Полная версия
Треугольное лето
Треугольное лето
Мария Фомальгаут
Иллюстратор Мария Фомальгаут
© Мария Фомальгаут, 2019
© Мария Фомальгаут, иллюстрации, 2019
ISBN 978-5-0050-5382-4
Создано в интеллектуальной издательской системе Ridero
На роль моря
Седьмой день съемок.
Сегодня весь день снимали море.
То нежное и ласковое в лучах солнца, то беспокойное и хмурое под темными тучами, то бурное и грозное в шторм.
Море играло отлично – я еще никогда не видел море, которое играло бы так живо и убедительно. А ведь на кастинг на роль моря кто только не приходил, какие только моря-океаны не появлялись, а все не то, не то… все было какое-то… ненастоящее, фальшивое, то переигрывает море, то, наоборот, как-то лениво играет, нехотя, исподволь…
А тут сразу видно – море.
Нежно плещется, ласкает песок, грозно шумит, беспокойно бурлит, волнуется, пляшет, искрится в лучах заката.
Сегодня весь день снимаю море.
Я еще не знаю, что его убьют.
Не сейчас.
Через год.
Когда я приду сюда, и увижу вместо моря мертвую, безжизненную пустыню, покрытую солеными вихрями.
– Вы убили море?
Так я буду спрашивать все моря, ездить от моря к морю, вопрошать:
– Вы убили мое море?
– Да как вы смеете!
Бурлит, шумит, переигрывает море, сразу видно, фальшивит…
Ну а как же иначе, уж не вы ли завидовали юной восходящей звезде?
Ну не до такой же степени, чтобы убить его! Да и вообще… как вы себе это представляете?
– Вы убили мое море?
– Ой, ну что вы говорите такое… – лениво ответит еще одно море, которое я не взял на главную роль, уж очень оно ленивое…
– Вы убили море? – буду спрашивать я, – вы убили мое море?

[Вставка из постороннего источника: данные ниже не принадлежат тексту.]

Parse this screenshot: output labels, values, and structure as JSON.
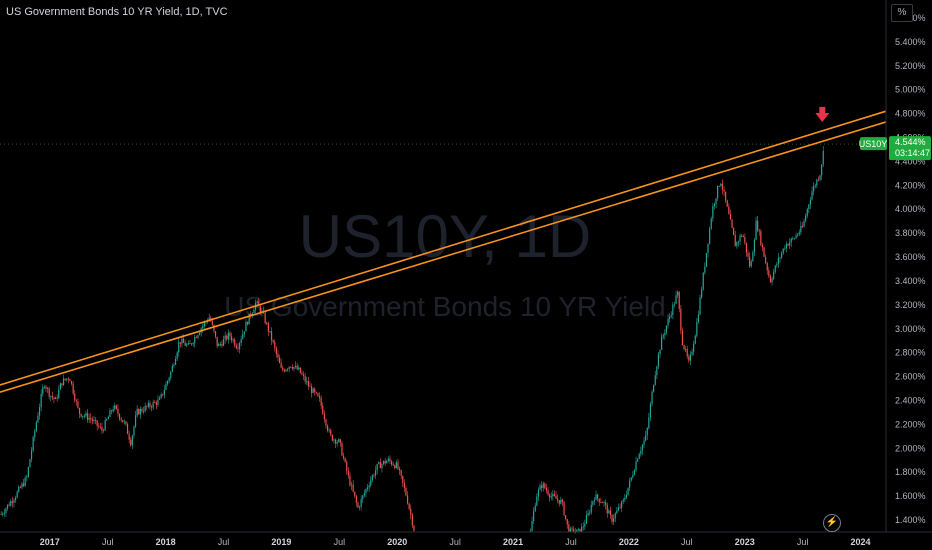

Я найду его. Уже потом, когда отчаюсь искать. Он будет бормотать какие-то оправдания про необходимость отвода реки для орошения чего-то там, что-то про экологию, что-то про пустынные районы, которые теперь зацвели – но мне будет все равно.
Он убил мое море.
Потом я буду подкарауливать его, сжимать револьвер.
Потому что.
Он убил мое море.
Он.
Убил.
Мое.
Море.
Я увижу его – когда он будет выходить из ресторана, десять шагов до машины, десять выстрелов.
И только потом я увижу, что он шел не один.
А под руку с морем.
С тем морем, которое переигрывает и фальшивит.
И пойму все.
Воскресшее лето
…а куда я иду?
Вот так, дохожу до перекрестка, где только-только начинается маленький городок – и спрашиваю себя, а куда я, собственно, иду.

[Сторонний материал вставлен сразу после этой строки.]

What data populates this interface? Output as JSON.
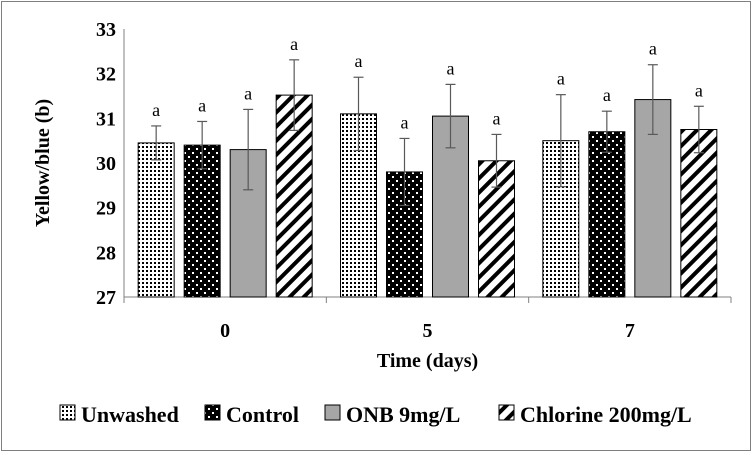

В магазин… нет, не то, для магазина в такой час рановато. Значит, на работу. А где я, собственно, работаю. Не знаю. Нет, не то, что не помню, просто – не знаю.
Идти. Хоть куда-нибудь. Просто. Идти. В надежде, что ноги сами принесут, куда надо.
В надежде…
Что я здесь делаю этим летним утром, спрашиваю я себя, что я здесь делаю этим погожим утром, в маленьком городке, на мощеных улочках, зачем иду мимо еще не открывшихся кафе, мимо цветников, уютных садиков, мимо милых особнячков, мимо…
Зачем я…
…стоп.
Я.
А кто я.
Пробую вспомнить свое имя – имени нет. Год рождения… опять мимо.

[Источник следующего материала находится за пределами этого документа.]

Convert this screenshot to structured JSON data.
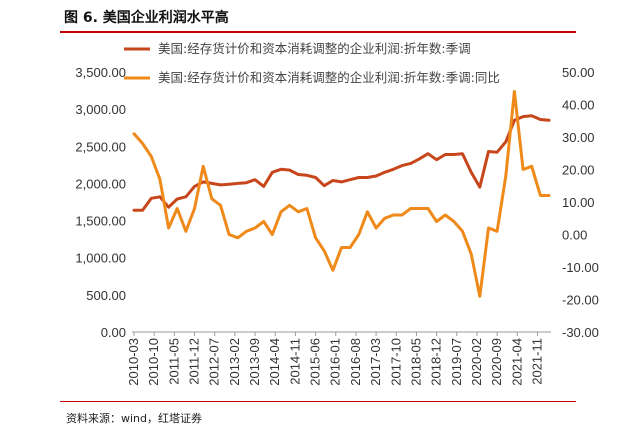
{
  "header": {
    "title": "图 6. 美国企业利润水平高"
  },
  "footer": {
    "source": "资料来源：wind，红塔证券"
  },
  "chart_data": {
    "type": "line",
    "x": [
      "2010-03",
      "2010-06",
      "2010-09",
      "2010-12",
      "2011-03",
      "2011-06",
      "2011-09",
      "2011-12",
      "2012-03",
      "2012-06",
      "2012-09",
      "2012-12",
      "2013-03",
      "2013-06",
      "2013-09",
      "2013-12",
      "2014-03",
      "2014-06",
      "2014-09",
      "2014-12",
      "2015-03",
      "2015-06",
      "2015-09",
      "2015-12",
      "2016-03",
      "2016-06",
      "2016-09",
      "2016-12",
      "2017-03",
      "2017-06",
      "2017-09",
      "2017-12",
      "2018-03",
      "2018-06",
      "2018-09",
      "2018-12",
      "2019-03",
      "2019-06",
      "2019-09",
      "2019-12",
      "2020-03",
      "2020-06",
      "2020-09",
      "2020-12",
      "2021-03",
      "2021-06",
      "2021-09",
      "2021-12",
      "2022-03"
    ],
    "x_tick_labels": [
      "2010-03",
      "2010-10",
      "2011-05",
      "2011-12",
      "2012-07",
      "2013-02",
      "2013-09",
      "2014-04",
      "2014-11",
      "2015-06",
      "2016-01",
      "2016-08",
      "2017-03",
      "2017-10",
      "2018-05",
      "2018-12",
      "2019-07",
      "2020-02",
      "2020-09",
      "2021-04",
      "2021-11"
    ],
    "series": [
      {
        "name": "美国:经存货计价和资本消耗调整的企业利润:折年数:季调",
        "axis": "left",
        "color": "#c8461c",
        "values": [
          1640,
          1640,
          1800,
          1820,
          1680,
          1790,
          1820,
          1960,
          2020,
          2000,
          1980,
          1990,
          2000,
          2010,
          2050,
          1960,
          2150,
          2190,
          2180,
          2120,
          2110,
          2080,
          1970,
          2040,
          2020,
          2050,
          2080,
          2080,
          2100,
          2150,
          2190,
          2240,
          2270,
          2330,
          2400,
          2320,
          2390,
          2390,
          2400,
          2150,
          1950,
          2430,
          2420,
          2560,
          2850,
          2900,
          2910,
          2860,
          2850
        ]
      },
      {
        "name": "美国:经存货计价和资本消耗调整的企业利润:折年数:季调:同比",
        "axis": "right",
        "color": "#ef8a1a",
        "values": [
          31,
          28,
          24,
          17,
          2,
          8,
          1,
          8,
          21,
          11,
          9,
          0,
          -1,
          1,
          2,
          4,
          0,
          7,
          9,
          7,
          8,
          -1,
          -5,
          -11,
          -4,
          -4,
          0,
          7,
          2,
          5,
          6,
          6,
          8,
          8,
          8,
          4,
          6,
          4,
          1,
          -6,
          -19,
          2,
          1,
          18,
          44,
          20,
          21,
          12,
          12
        ]
      }
    ],
    "y_left": {
      "min": 0,
      "max": 3500,
      "step": 500,
      "tick_labels": [
        "0.00",
        "500.00",
        "1,000.00",
        "1,500.00",
        "2,000.00",
        "2,500.00",
        "3,000.00",
        "3,500.00"
      ]
    },
    "y_right": {
      "min": -30,
      "max": 50,
      "step": 10,
      "tick_labels": [
        "-30.00",
        "-20.00",
        "-10.00",
        "0.00",
        "10.00",
        "20.00",
        "30.00",
        "40.00",
        "50.00"
      ]
    },
    "grid": false,
    "legend_placement": "top"
  }
}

Спрашиваю себя, бывает такое, чтобы люди появлялись вот так из ниоткуда ни с того ни с сего. Спохватываюсь, а кто мне вообще сказал, что я чело…
…нет. Хватит. Голова идет кругом, если она вообще есть у меня, эта голова. Найти. Найти хоть кого-нибудь в этом еще спящем городе, спросить… что спросить… кто я. И зачем я здесь.
Смотрю на венецианские окна, закрытые плотными шторами, на флорентийские окна, спрятанные гардинами – понимаю, придется подождать часика два, что-то подсказывает мне, что сегодня выходной, люди не скоро выберутся из-под своих одеял, и из флорентийских и венецианских окон не скоро повеет свежезаваренным кофе.
…замечаю её не сразу, едва не наступаю на неё, лежащую в придорожной траве, да и неудивительно, здесь, в овражке даже луч солнца её не разыщет.
Хочу окликнуть её – не могу. И не потому, что не знаю имени.
А потому что…
…потому что…
…уже понимаю – мертва.
Ужас сковал сердце – и тут же схлынул, когда понимаю – мертва уже давно, дней несколько как. Наклоняюсь, ищу, сама не знаю, что, – снова вздрагиваю, как от удара, когда вижу мертвые пустые глаза.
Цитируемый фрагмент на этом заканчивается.